The Arrival of the Khmer Rouge
Khmer Rouge arrive in Phnom Penh
Khmer Rouge entered Phnom Penh on April 17, 1975. Ly-Sieng Ngo's life — and that of virtually every other Cambodian — was turned upside-down. For the next four years, the people of Cambodia lived a nightmare; a holocaust that would result in the deaths of more than a million, perhaps as many as 2 million people, out of a population of 5 million. No one came out unscathed; but the educated and professional classes, the elite, the rich, city folk, and the Chinese minority, were all singled out for extermination. Ly-Sieng Ngo and her family qualified on all counts.

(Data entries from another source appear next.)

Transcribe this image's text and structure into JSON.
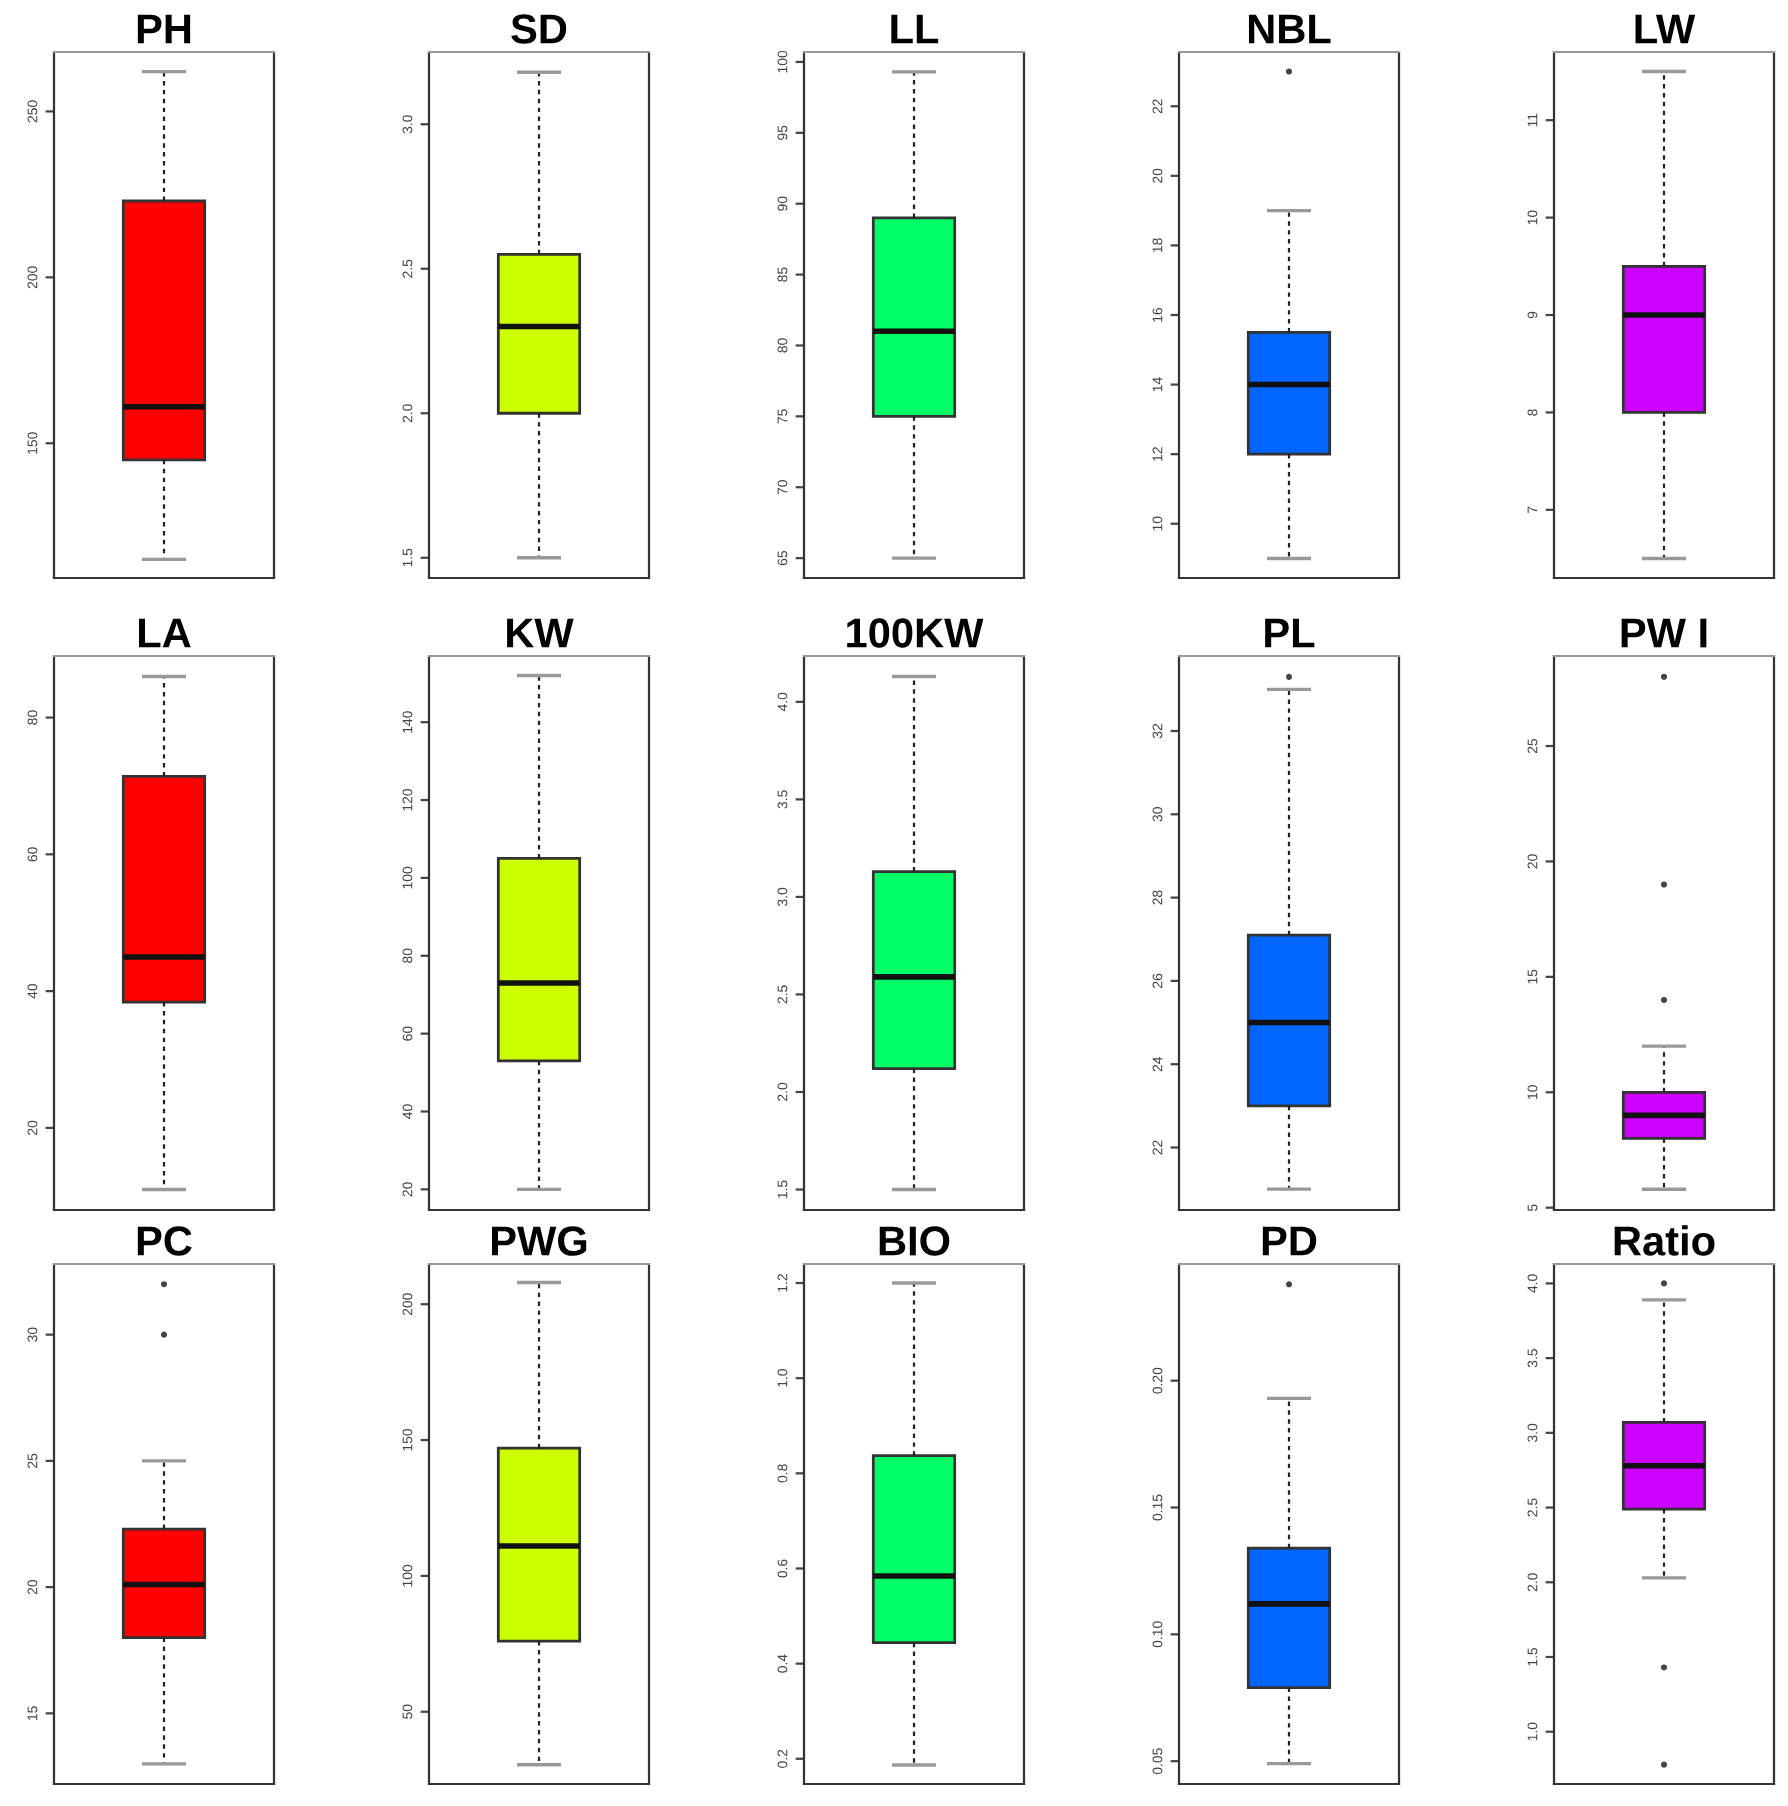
{
  "chart_data": [
    {
      "type": "box",
      "title": "PH",
      "categories": [
        null
      ],
      "color": "#ff0000",
      "tick_labels": "y",
      "ylim": [
        109.4,
        267.9
      ],
      "yticks": [
        150,
        200,
        250
      ],
      "boxes": [
        {
          "low": 115,
          "q1": 145,
          "median": 161,
          "q3": 223,
          "high": 262
        }
      ]
    },
    {
      "type": "box",
      "title": "SD",
      "categories": [
        null
      ],
      "color": "#ccff00",
      "tick_labels": "y",
      "ylim": [
        1.43,
        3.25
      ],
      "yticks": [
        {
          "value": 1.5,
          "label": "1.5"
        },
        {
          "value": 2.0,
          "label": "2.0"
        },
        {
          "value": 2.5,
          "label": "2.5"
        },
        {
          "value": 3.0,
          "label": "3.0"
        }
      ],
      "boxes": [
        {
          "low": 1.5,
          "q1": 2.0,
          "median": 2.3,
          "q3": 2.55,
          "high": 3.18
        }
      ]
    },
    {
      "type": "box",
      "title": "LL",
      "categories": [
        null
      ],
      "color": "#00ff66",
      "tick_labels": "y",
      "ylim": [
        63.6,
        100.7
      ],
      "yticks": [
        65,
        70,
        75,
        80,
        85,
        90,
        95,
        100
      ],
      "boxes": [
        {
          "low": 65,
          "q1": 75,
          "median": 81,
          "q3": 89,
          "high": 99.3
        }
      ]
    },
    {
      "type": "box",
      "title": "NBL",
      "categories": [
        null
      ],
      "color": "#0066ff",
      "tick_labels": "y",
      "ylim": [
        8.44,
        23.56
      ],
      "yticks": [
        10,
        12,
        14,
        16,
        18,
        20,
        22
      ],
      "boxes": [
        {
          "low": 9,
          "q1": 12,
          "median": 14,
          "q3": 15.5,
          "high": 19,
          "outliers": [
            23
          ]
        }
      ]
    },
    {
      "type": "box",
      "title": "LW",
      "categories": [
        null
      ],
      "color": "#cc00ff",
      "tick_labels": "y",
      "ylim": [
        6.3,
        11.7
      ],
      "yticks": [
        7,
        8,
        9,
        10,
        11
      ],
      "boxes": [
        {
          "low": 6.5,
          "q1": 8,
          "median": 9,
          "q3": 9.5,
          "high": 11.5
        }
      ]
    },
    {
      "type": "box",
      "title": "LA",
      "categories": [
        null
      ],
      "color": "#ff0000",
      "tick_labels": "y",
      "ylim": [
        8,
        89
      ],
      "yticks": [
        20,
        40,
        60,
        80
      ],
      "boxes": [
        {
          "low": 11,
          "q1": 38.4,
          "median": 45,
          "q3": 71.4,
          "high": 86
        }
      ]
    },
    {
      "type": "box",
      "title": "KW",
      "categories": [
        null
      ],
      "color": "#ccff00",
      "tick_labels": "y",
      "ylim": [
        14.7,
        157
      ],
      "yticks": [
        20,
        40,
        60,
        80,
        100,
        120,
        140
      ],
      "boxes": [
        {
          "low": 20,
          "q1": 53,
          "median": 73,
          "q3": 105,
          "high": 152
        }
      ]
    },
    {
      "type": "box",
      "title": "100KW",
      "categories": [
        null
      ],
      "color": "#00ff66",
      "tick_labels": "y",
      "ylim": [
        1.395,
        4.235
      ],
      "yticks": [
        {
          "value": 1.5,
          "label": "1.5"
        },
        {
          "value": 2.0,
          "label": "2.0"
        },
        {
          "value": 2.5,
          "label": "2.5"
        },
        {
          "value": 3.0,
          "label": "3.0"
        },
        {
          "value": 3.5,
          "label": "3.5"
        },
        {
          "value": 4.0,
          "label": "4.0"
        }
      ],
      "boxes": [
        {
          "low": 1.5,
          "q1": 2.12,
          "median": 2.59,
          "q3": 3.13,
          "high": 4.13
        }
      ]
    },
    {
      "type": "box",
      "title": "PL",
      "categories": [
        null
      ],
      "color": "#0066ff",
      "tick_labels": "y",
      "ylim": [
        20.5,
        33.8
      ],
      "yticks": [
        22,
        24,
        26,
        28,
        30,
        32
      ],
      "boxes": [
        {
          "low": 21,
          "q1": 23,
          "median": 25,
          "q3": 27.1,
          "high": 33,
          "outliers": [
            33.3
          ]
        }
      ]
    },
    {
      "type": "box",
      "title": "PW I",
      "categories": [
        null
      ],
      "color": "#cc00ff",
      "tick_labels": "y",
      "ylim": [
        4.9,
        28.9
      ],
      "yticks": [
        5,
        10,
        15,
        20,
        25
      ],
      "boxes": [
        {
          "low": 5.8,
          "q1": 8,
          "median": 9,
          "q3": 10,
          "high": 12,
          "outliers": [
            14,
            19,
            28
          ]
        }
      ]
    },
    {
      "type": "box",
      "title": "PC",
      "categories": [
        null
      ],
      "color": "#ff0000",
      "tick_labels": "y",
      "ylim": [
        12.2,
        32.8
      ],
      "yticks": [
        15,
        20,
        25,
        30
      ],
      "boxes": [
        {
          "low": 13,
          "q1": 18,
          "median": 20.1,
          "q3": 22.3,
          "high": 25,
          "outliers": [
            30,
            32
          ]
        }
      ]
    },
    {
      "type": "box",
      "title": "PWG",
      "categories": [
        null
      ],
      "color": "#ccff00",
      "tick_labels": "y",
      "ylim": [
        23.4,
        214.8
      ],
      "yticks": [
        50,
        100,
        150,
        200
      ],
      "boxes": [
        {
          "low": 30.5,
          "q1": 76,
          "median": 111,
          "q3": 147,
          "high": 208
        }
      ]
    },
    {
      "type": "box",
      "title": "BIO",
      "categories": [
        null
      ],
      "color": "#00ff66",
      "tick_labels": "y",
      "ylim": [
        0.147,
        1.24
      ],
      "yticks": [
        0.2,
        0.4,
        0.6,
        0.8,
        {
          "value": 1.0,
          "label": "1.0"
        },
        1.2
      ],
      "boxes": [
        {
          "low": 0.187,
          "q1": 0.444,
          "median": 0.584,
          "q3": 0.837,
          "high": 1.2
        }
      ]
    },
    {
      "type": "box",
      "title": "PD",
      "categories": [
        null
      ],
      "color": "#0066ff",
      "tick_labels": "y",
      "ylim": [
        0.041,
        0.246
      ],
      "yticks": [
        0.05,
        {
          "value": 0.1,
          "label": "0.10"
        },
        0.15,
        {
          "value": 0.2,
          "label": "0.20"
        }
      ],
      "boxes": [
        {
          "low": 0.049,
          "q1": 0.079,
          "median": 0.112,
          "q3": 0.134,
          "high": 0.193,
          "outliers": [
            0.238
          ]
        }
      ]
    },
    {
      "type": "box",
      "title": "Ratio",
      "categories": [
        null
      ],
      "color": "#cc00ff",
      "tick_labels": "y",
      "ylim": [
        0.65,
        4.13
      ],
      "yticks": [
        {
          "value": 1.0,
          "label": "1.0"
        },
        1.5,
        {
          "value": 2.0,
          "label": "2.0"
        },
        2.5,
        {
          "value": 3.0,
          "label": "3.0"
        },
        3.5,
        {
          "value": 4.0,
          "label": "4.0"
        }
      ],
      "boxes": [
        {
          "low": 2.03,
          "q1": 2.49,
          "median": 2.78,
          "q3": 3.07,
          "high": 3.89,
          "outliers": [
            0.78,
            1.43,
            4.0
          ]
        }
      ]
    }
  ]
}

Phnom Penh fell under the control of the Khmer Rouge, the communist guerrilla group led by Pol Pot. He immediately directed a ruthless program to “purify” Cambodian society of capitalism, Western culture, religion, and all foreign influences. He wanted to turn Cambodia into an isolated and totally self-sufficient Maoist agrarian state. Foreigners were expelled, embassies closed, and the currency abolished. Markets, schools, newspapers, religious practices, and private property were forbidden. Members of the Lon Nol government, public servants, police, military officers, teachers, ethnic Vietnamese, Christian clergy, Muslim leaders, members of the Cham Muslim minority, members of the middle-class, and the educated were identified and executed. Anyone who opposed was killed.